La giurisprudenza è concorde nel ritenere che nel caso in cui l’Amministrazione finanziaria rilevi difformità tra quanto dichiarato e la realtà finanziaria, l’onere della prova risulta assolto con la semplice rilevazione dei dati finanziari.
Spetta al contribuente a questo punto dimostrare che in realtà la determinazione dell’imponibile così come effettuata dall’Amministrazione è errata, cioè vi è l’onere della prova contraria a carico del contribuente.
La Corte di Cassazione ha inoltre fissato un ulteriore principio: le risultanze delle indagini bancarie hanno un valore probatorio da ricondurre alle presunzioni legali. Il contribuente anche in questo caso può fornire prova contraria.
Cosa vuol dire presunzioni legali? È la stessa legge che attribuisce a un fatto noto il valore di prova in relazione a un altro fatto che quindi viene presunto. Le presunzioni legali possono essere assolute se non è ammessa la prova contraria e relative se la prova contraria è ammessa. Ci troviamo quindi nell’ambito delle seconde.

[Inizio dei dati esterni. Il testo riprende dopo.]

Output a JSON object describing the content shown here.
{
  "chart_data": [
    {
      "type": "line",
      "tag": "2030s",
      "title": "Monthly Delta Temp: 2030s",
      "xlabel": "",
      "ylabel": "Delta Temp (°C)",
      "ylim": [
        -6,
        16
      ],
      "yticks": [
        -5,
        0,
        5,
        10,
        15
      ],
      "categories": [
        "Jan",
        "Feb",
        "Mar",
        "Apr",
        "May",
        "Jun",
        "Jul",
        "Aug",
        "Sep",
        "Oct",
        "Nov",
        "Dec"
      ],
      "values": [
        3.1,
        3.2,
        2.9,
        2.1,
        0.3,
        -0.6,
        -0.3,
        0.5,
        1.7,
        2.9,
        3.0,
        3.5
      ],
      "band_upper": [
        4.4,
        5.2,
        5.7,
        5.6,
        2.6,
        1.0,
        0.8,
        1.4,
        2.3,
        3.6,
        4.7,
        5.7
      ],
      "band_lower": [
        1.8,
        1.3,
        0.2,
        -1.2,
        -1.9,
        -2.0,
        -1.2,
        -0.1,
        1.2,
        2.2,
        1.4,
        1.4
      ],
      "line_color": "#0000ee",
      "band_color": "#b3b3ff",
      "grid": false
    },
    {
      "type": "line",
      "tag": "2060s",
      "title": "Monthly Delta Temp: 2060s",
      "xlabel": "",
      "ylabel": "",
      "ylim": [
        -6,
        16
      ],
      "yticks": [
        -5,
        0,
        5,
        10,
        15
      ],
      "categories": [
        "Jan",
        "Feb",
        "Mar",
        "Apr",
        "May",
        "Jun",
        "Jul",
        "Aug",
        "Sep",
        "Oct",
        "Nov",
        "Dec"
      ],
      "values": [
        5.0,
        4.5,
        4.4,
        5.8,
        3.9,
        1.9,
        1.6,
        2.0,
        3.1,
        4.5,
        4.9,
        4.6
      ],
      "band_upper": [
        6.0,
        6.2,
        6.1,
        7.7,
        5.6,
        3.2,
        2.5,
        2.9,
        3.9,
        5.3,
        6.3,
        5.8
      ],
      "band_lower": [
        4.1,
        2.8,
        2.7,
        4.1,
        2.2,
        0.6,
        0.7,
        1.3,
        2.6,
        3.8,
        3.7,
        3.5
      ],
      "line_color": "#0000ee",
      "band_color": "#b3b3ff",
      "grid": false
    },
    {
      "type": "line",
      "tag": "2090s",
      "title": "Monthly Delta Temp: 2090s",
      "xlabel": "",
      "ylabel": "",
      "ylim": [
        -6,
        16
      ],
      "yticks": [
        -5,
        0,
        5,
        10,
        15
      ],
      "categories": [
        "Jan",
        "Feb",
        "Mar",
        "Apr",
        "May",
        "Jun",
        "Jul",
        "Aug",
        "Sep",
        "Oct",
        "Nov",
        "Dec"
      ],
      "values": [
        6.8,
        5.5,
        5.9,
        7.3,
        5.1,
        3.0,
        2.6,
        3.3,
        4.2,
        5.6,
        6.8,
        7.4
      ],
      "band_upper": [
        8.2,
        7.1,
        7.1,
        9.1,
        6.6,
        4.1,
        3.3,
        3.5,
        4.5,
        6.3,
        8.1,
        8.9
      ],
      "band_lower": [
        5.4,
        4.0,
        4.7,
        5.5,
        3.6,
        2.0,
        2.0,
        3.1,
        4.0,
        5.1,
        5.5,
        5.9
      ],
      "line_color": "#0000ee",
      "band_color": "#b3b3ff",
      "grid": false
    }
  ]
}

Volendo riassumere, se nel corso di un procedimento per la determinazione dell’assegno di mantenimento emergono fatti rilevanti dal punto di vista tributario, il coniuge può ritrovarsi non solo a dover pagare un assegno di importo più elevato, oppure a ricevere un assegno di importo minore, ma anche a dover pagare maggiori imposte e, nel caso in cui il fatto rilevi penalmente, potrebbe avviarsi anche una procedura penale.